L'immagine di Milan-Juventus è sintetizzata tutta nel 37' del secondo tempo, quando Constant strappa il pallone dai piedi dell'avversario e s'invola verso la metà campo bianconera come un rullo compressore, vincendo una decina di contrasti. E non li vince per culo, ma perché ci mette quel piede tosto che invece gli altri ritraggono. Ne vince uno, due, tre, quattro e cinque, mollando poi il pallone al compagno.

L'azione la termina De Sciglio dall'altra parte, che guadagna caparbiamente un corner e, poi, va ad incitare il pubblico. Pochi minuti prima, Nocerino aveva fatto lo stesso dopo aver conteso (e ovviamente strappato) un pallone a tre avversari.

Il Milan dei gregari, insomma, quello dei giocatori che probabilmente la Juve ha sottovalutato, approcciando nel modo peggiore la partita e, poi, non riuscendo più a recuperarla. Al di là del rigore, e del salvataggio in extremis (guarda caso di Constant e sempre al 37' del secondo tempo), i ragazzi di Allegri si sono ampiamente guadagnati la vittoria, perché sono riusciti ad affrontare la Juve alla pari, battendola con le sue armi.

LA PARTITA | MILAN-JUVENTUS 1-0

TIRI
IN PORTA
POSSESSO
ANGOLI

CARTELLINI

FUORIGIOCO

MILAN
15
6
39%
5
2
3

JUVENTUS
13
2
61%
6
4
3

Il Milan, infatti, ha giocato da squadra. Non da piccola, da grande o da provinciale, semplicemente da squadra e punto, quello che alla Juve non è praticamente mai riuscito.

Un gruppo compatto, con le idee chiarissime e un disegno tattico preciso e azzeccato: togliere il fiato alla Juve, non consentirle mai la giocata scontata, seguendo i tagli degli incursori (in questo davvero encomiabile Montolivo che ha cantato e portato la croce, accompagnando Marchisio pure negli spogliatoi).

Poi, è anche vero che il Vucinic visto a San Siro si marcava da solo, che Quagliarella non s'è mai visto, che Isla è stato semplicemente inguardabile e che Pirlo sembrava tornato agli ultimi “fasti” rossoneri, quando passeggiando per il campo faceva imbestialire quegli stessi tifosi che – forse un po' ingenerosamente – lo hanno fischiato.

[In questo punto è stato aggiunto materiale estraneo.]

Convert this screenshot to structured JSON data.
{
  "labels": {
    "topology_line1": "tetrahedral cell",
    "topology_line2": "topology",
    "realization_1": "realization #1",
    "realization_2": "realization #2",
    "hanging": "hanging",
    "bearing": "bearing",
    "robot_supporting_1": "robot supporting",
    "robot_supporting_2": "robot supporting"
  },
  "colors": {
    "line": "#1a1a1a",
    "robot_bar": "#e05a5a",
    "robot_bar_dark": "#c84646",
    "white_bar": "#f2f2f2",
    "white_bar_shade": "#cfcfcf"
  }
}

Mai come questa volta, però, è giusto darne merito a chi ha prosciugato gli stessi giocatori che non meno più di quattro giorni fa avevano annichilito i Campioni d'Europa, ricevendo il plauso collettivo. Stasera, invece, gli applausi li hanno strameritati quelli in maglia rossonera. Onore al Milan. Senza se e senza ma.